You would think the following is so obvious it wouldn’t have to be said, but here we are:
(1) Deciding what to publish on a a newspaper’s op-ed page has literally nothing to do with censorship. Censorship happens when the one entity in society that is granted a monopoly on the legitimate use of violence (the state) uses that monopoly to keep something from getting published.
(2) The editors of the Times’s op-ed page have to decide every day what views should be treated as sufficiently worthy of their editorial respect to get published on the nation’s most prominent forum of that type. You can call that “censorship” if you like, but it’s unavoidable by nature, and it’s also actually a good thing: an enormous number of views aren’t worthy of respect. When a newspaper publishes an op-ed, it endorses the view put forth in the op-ed to the extent that it by practically overt implication is telling its readers that the view ought to be treated as one worthy of respectful consideration.

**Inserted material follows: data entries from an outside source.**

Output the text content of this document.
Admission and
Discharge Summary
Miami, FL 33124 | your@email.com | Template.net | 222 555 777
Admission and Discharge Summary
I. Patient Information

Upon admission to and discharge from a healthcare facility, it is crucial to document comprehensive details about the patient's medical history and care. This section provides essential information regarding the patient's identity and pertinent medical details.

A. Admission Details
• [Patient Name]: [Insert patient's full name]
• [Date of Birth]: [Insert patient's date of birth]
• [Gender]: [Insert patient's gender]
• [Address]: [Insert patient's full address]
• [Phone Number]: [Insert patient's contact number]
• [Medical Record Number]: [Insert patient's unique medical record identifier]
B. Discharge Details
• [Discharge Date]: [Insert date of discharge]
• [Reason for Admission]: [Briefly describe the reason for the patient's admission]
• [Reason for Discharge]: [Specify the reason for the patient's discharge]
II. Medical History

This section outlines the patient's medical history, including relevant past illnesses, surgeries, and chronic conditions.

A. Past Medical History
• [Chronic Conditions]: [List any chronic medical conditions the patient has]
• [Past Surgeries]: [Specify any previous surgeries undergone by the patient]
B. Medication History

(3) Fascism is not such a view. Donald Trump is a fascist, as are his enablers and aspiring successors, such as Tom Cotton. Voluntarily publishing fascist propaganda, which is what Cotton’s op-ed is — in a prettified, suitable for consumption by Thoughtful Centrists and Open-Minded Liberals form, see Heffernan’s thread on this linked above — is a bad thing to do, for reasons that are unnecessary to elaborate on, unless you’re a fascist or an idiot.

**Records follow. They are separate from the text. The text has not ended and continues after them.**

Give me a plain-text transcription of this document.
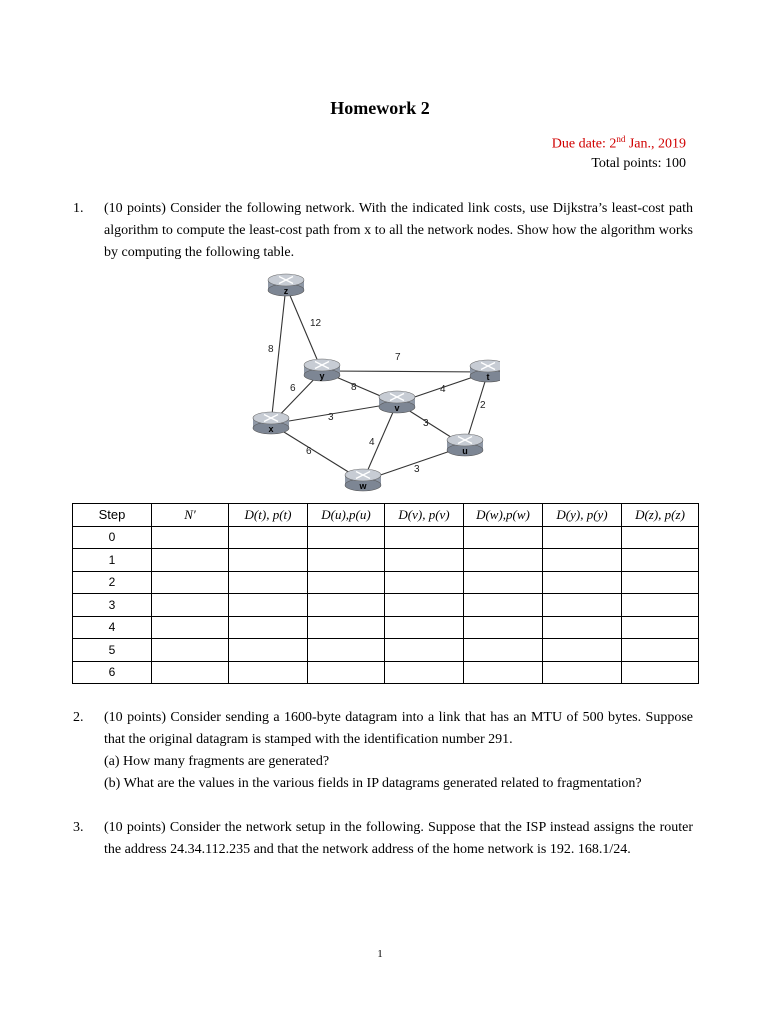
Homework 2
Due date: 2nd Jan., 2019
Total points: 100
1. (10 points) Consider the following network. With the indicated link costs, use Dijkstra’s least-cost path algorithm to compute the least-cost path from x to all the network nodes. Show how the algorithm works by computing the following table.
12
8
7
8
6
3
6
4
3
4
2
3
z
y	t
v
x
u
w
Step	N′	D(t), p(t)	D(u),p(u)	D(v), p(v)	D(w),p(w)	D(y), p(y)	D(z), p(z)
0							
1							
2							
3							
4							
5							
6							
2. (10 points) Consider sending a 1600-byte datagram into a link that has an MTU of 500 bytes. Suppose that the original datagram is stamped with the identification number 291.
(a) How many fragments are generated?
(b) What are the values in the various fields in IP datagrams generated related to fragmentation?
3. (10 points) Consider the network setup in the following. Suppose that the ISP instead assigns the router the address 24.34.112.235 and that the network address of the home network is 192. 168.1/24.
1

It’s no coincidence that Andrew Sullivan is trying to put criticism of the Times for publishing Cotton’s screed on his PC’s Greatest Hits album:
The idea that “liberalism,” in the classical sense of the word, somehow requires people not to criticize the editors of the nation’s most prominent op-ed page for choosing to publish fascist propaganda is the kind of deeply incoherent nonsense that the Kool Kidz of Intellectual Dark Web (remember that?) love to offer up to credulous morons who like to be think of themselves as open-minded, when what they actually are is fashy-curious.
. . . The basic problem here is that prestige journalism in this country can’t function if it accepts two propositions.
(1) Fascism shouldn’t be promoted.
(2) The Republican party is now functionally fascist.
If “don’t publish Richard Spencer” and “don’t publish Tom Cotton” are now as a practical matter identical propositions — and they are — then the Both Sides model breaks down completely. And that model shapes everything that prestige journalism does.